Anyone who has ever been to Babbo or Casa Mono will agree: Mario Batali can cook. He cannot, however, count public speaking among his talents.
The partner behind Italian grub shrine Eataly has came under criticism for his recent remarks he made at a Time magazine event, where the chef shared some controversial opinions. "I would have to say that who has had the largest effect on the whole planet without us really paying attention is the entire banking industry, and their disregard for the people that they're supposed to be working for," said the best-selling author.
He went on to say:"The way the bankers have toppled the way money is distributed -- and taken most of it into their own hands -- is as good as Stalin or Hitler and the evil guys."

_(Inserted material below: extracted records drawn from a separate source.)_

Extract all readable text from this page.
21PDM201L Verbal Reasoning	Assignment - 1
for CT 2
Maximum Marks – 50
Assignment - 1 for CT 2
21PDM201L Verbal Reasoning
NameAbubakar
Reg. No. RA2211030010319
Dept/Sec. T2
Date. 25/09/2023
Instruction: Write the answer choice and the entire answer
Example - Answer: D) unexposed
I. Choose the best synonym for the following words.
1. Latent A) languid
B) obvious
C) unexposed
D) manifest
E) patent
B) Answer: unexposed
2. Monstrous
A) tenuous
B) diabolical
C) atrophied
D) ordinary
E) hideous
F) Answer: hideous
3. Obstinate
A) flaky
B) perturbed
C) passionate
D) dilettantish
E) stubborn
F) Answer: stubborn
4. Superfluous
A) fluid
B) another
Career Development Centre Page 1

Wall Street's reaction was swift and deliberate. Bankers launched a Twitter campaign with the hashtag #bataligate, as well as spreading the word about Batali's insensitive comments, while urging them to boycott Batali's 16 NYC dining establishment and cancel any existing reservations.

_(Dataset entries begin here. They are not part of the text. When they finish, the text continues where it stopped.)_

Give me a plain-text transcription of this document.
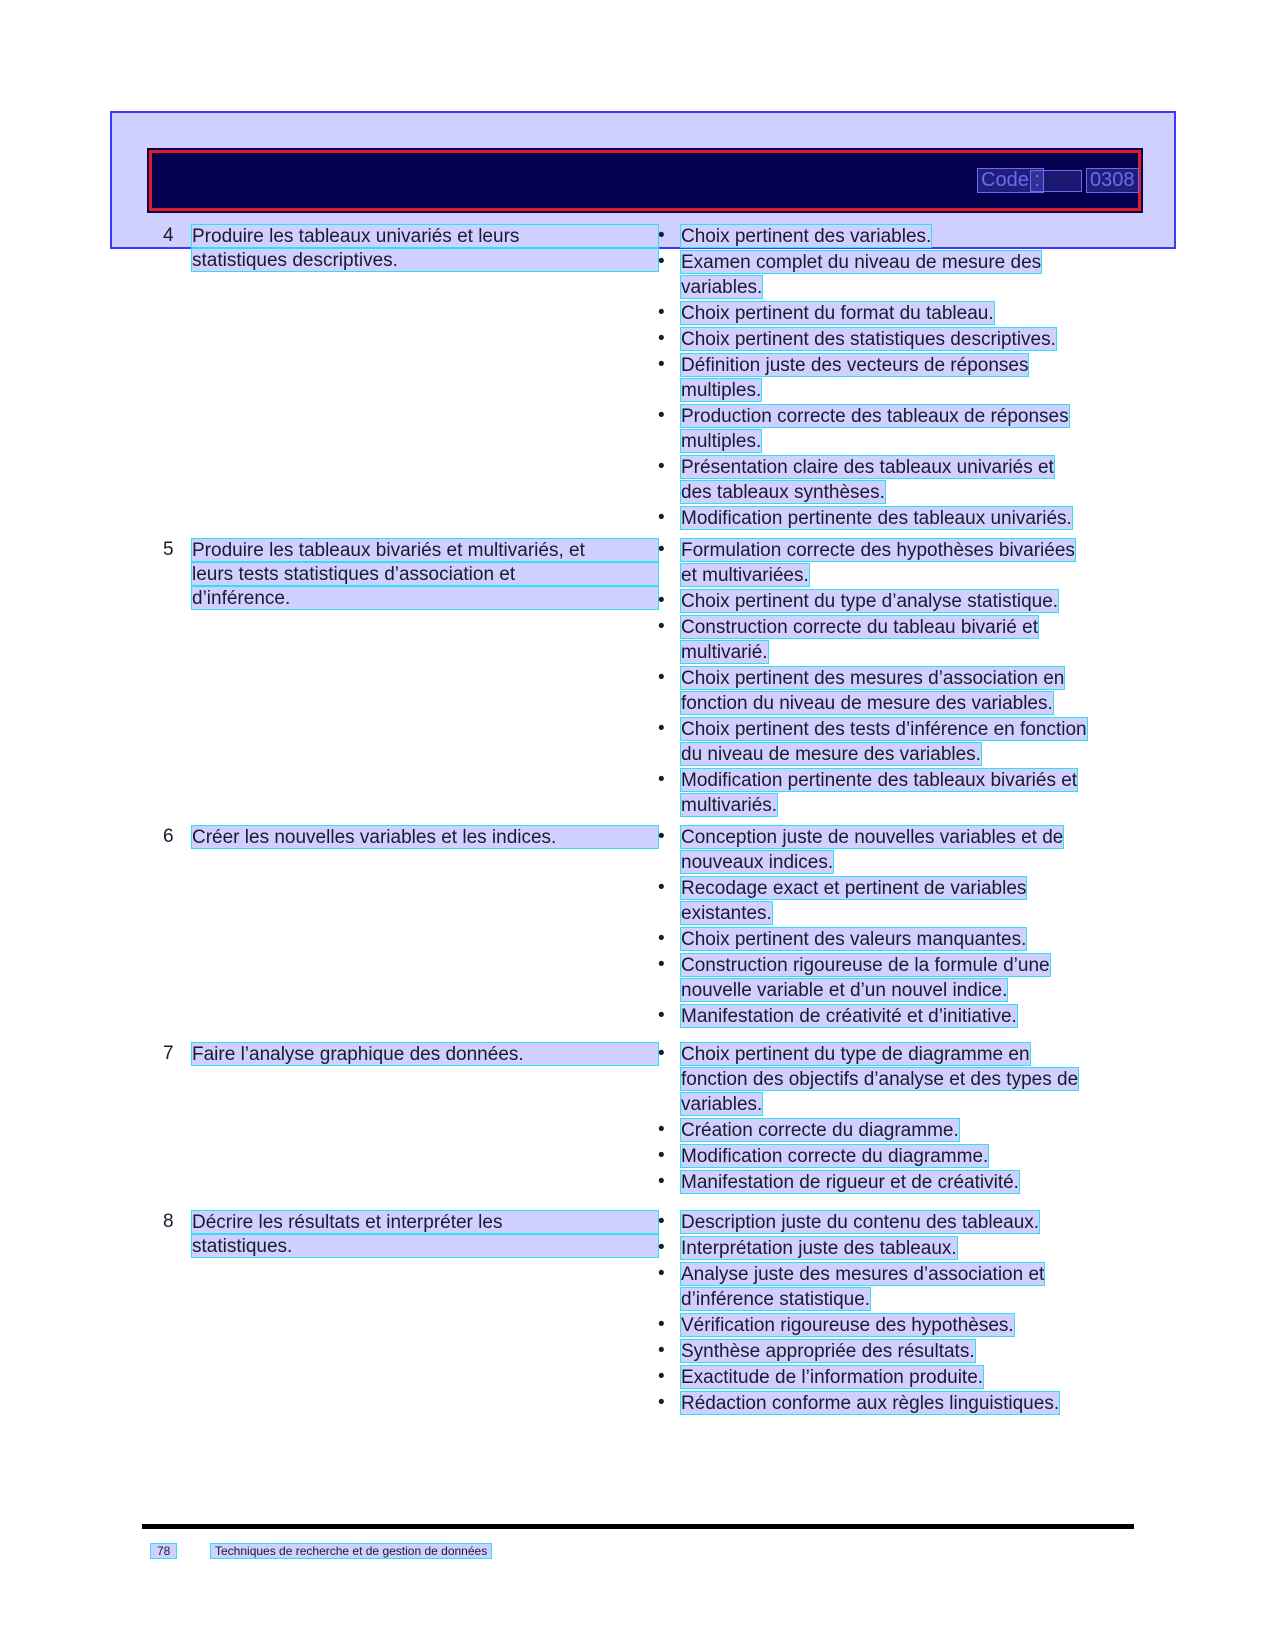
Code :	0308
4 Produire les tableaux univariés et leurs
statistiques descriptives.
• Choix pertinent des variables.
• Examen complet du niveau de mesure des
variables.
• Choix pertinent du format du tableau.
• Choix pertinent des statistiques descriptives.
• Définition juste des vecteurs de réponses
multiples.
• Production correcte des tableaux de réponses
multiples.
• Présentation claire des tableaux univariés et
des tableaux synthèses.
• Modification pertinente des tableaux univariés.
5 Produire les tableaux bivariés et multivariés, et
leurs tests statistiques d’association et
d’inférence.
• Formulation correcte des hypothèses bivariées
et multivariées.
• Choix pertinent du type d’analyse statistique.
• Construction correcte du tableau bivarié et
multivarié.
• Choix pertinent des mesures d’association en
fonction du niveau de mesure des variables.
• Choix pertinent des tests d’inférence en fonction
du niveau de mesure des variables.
• Modification pertinente des tableaux bivariés et
multivariés.
6 Créer les nouvelles variables et les indices.	• Conception juste de nouvelles variables et de
nouveaux indices.
• Recodage exact et pertinent de variables
existantes.
• Choix pertinent des valeurs manquantes.
• Construction rigoureuse de la formule d’une
nouvelle variable et d’un nouvel indice.
• Manifestation de créativité et d’initiative.
7 Faire l’analyse graphique des données.	• Choix pertinent du type de diagramme en
fonction des objectifs d’analyse et des types de
variables.
• Création correcte du diagramme.
• Modification correcte du diagramme.
• Manifestation de rigueur et de créativité.
8 Décrire les résultats et interpréter les
statistiques.
• Description juste du contenu des tableaux.
• Interprétation juste des tableaux.
• Analyse juste des mesures d’association et
d’inférence statistique.
• Vérification rigoureuse des hypothèses.
• Synthèse appropriée des résultats.
• Exactitude de l’information produite.
• Rédaction conforme aux règles linguistiques.
78	Techniques de recherche et de gestion de données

Not surprisingly, Batali quickly retracted his statements via his Twitter account, tweeting "To remove any ambiguity about my appearance at yesterday's Time Person of the Year panel, I want to apologise for my remarks".
Likely, the damage control maneuver was pulled not out of sincere remorse for his comments, but with regard for the profits of his culinary empire, a smart PR move that succeeded in placating the bankers he offended.